Back in ’97, your average paycheck could net you 32 extra pints compared to now. According to Raisin Bank‘s index, despite today’s average weekly paycheck being more than double what it was in ’97, you’re still ending up with six fewer pints in your proverbial pint pot (164 vs. 170). And that’s before the most recent price hike.
The thing is, we have all been doing this casually for years. It’s not out of the question to measure things in pints. ‘Ah no, sure, going to the cinema is the same price as three pints, especially that cinema – might even be four’ is a conversation I’ve had with a friend who just waits for everything to come out on streamers.
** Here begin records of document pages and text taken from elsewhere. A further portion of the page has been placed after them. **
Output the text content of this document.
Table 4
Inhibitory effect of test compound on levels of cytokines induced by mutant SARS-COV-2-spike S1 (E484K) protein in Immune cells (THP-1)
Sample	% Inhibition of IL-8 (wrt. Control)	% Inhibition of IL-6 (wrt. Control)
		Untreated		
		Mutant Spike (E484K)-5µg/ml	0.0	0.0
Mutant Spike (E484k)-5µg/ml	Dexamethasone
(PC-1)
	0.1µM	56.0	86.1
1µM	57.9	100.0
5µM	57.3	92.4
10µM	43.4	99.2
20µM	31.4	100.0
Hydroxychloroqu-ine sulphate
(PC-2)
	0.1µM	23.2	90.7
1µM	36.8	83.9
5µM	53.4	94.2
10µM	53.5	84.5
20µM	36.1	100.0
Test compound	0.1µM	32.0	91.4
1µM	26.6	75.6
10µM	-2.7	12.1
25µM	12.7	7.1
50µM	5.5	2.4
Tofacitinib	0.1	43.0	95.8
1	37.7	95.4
I know a reformed smoker who, every time they want to buy a pack of smokes, tries to remind themselves how many pints they can buy with the €25 a box of rollies would cost them these days. We even collectively think of minimum wage as ‘less than two pints an hour in Dublin’. The price of a pint is woven into who we are as a nation.
The thing is, pints can make you forget you’re mortal. You see that perfect domeage and it reminds you that, whatever happens, you can gather with people and that a perfect monochromatic pint will reappear, and so will spring. Pints remind you that you are in a world of perpetual renewal, and if you hitch your destiny to the ritual of a few pints with the lads, you too, can live forever. Pints are their own currency, as emotional as the dollar, as stubborn as the pound, as up-on-its-dignity as the stag on the punt.
Governments, publicans, and punters have been at this dance for generations, toeing the line between order and utter chaos. There’ve been Guinness boycotts, legal battles up to the High Court, government-enforced price freezes, and protests outside pubs. Every price bump, just like this one, gets labelled the proverbial final nail for pints, yet there’s a peculiarly Irish acceptance that settles over us every time we dance this particular tango. A resignation. A distinctly recognisable shrug of the shoulders that says, “Sure, what can you do?”
Despite the pinch on the purse, the allure of the pub is largely undiminished. It’s not just about the drink; it’s about the joie de vivre, the intangible magic of spontaneous encounters and shared laughter that bubbles forth from every corner. We all have strange rules about what we will and won’t splash out on. Blame the way we were brought up – and our fear of death. Many concepts of value are locked down in childhood, so it’s safe to say we will always spend whatever portion of our wages a pint makes up now.
For Diageo, the rationale might be clear – rising energy costs, transportation woes, and the spectre of war-induced grain shortages. Yet, it’s about more than the bottom line for the patrons who gather at the taps. It’s about identity, family, friendship, preserving a tradition, nurturing a sense of community, and raising a glass to that fickle but indomitable Irish spirit.
Only in Ireland could such a phenomenon unfold in a land where the economy is measured not just in euros and cents but in the laughter that echoes through the snug over a shared pint.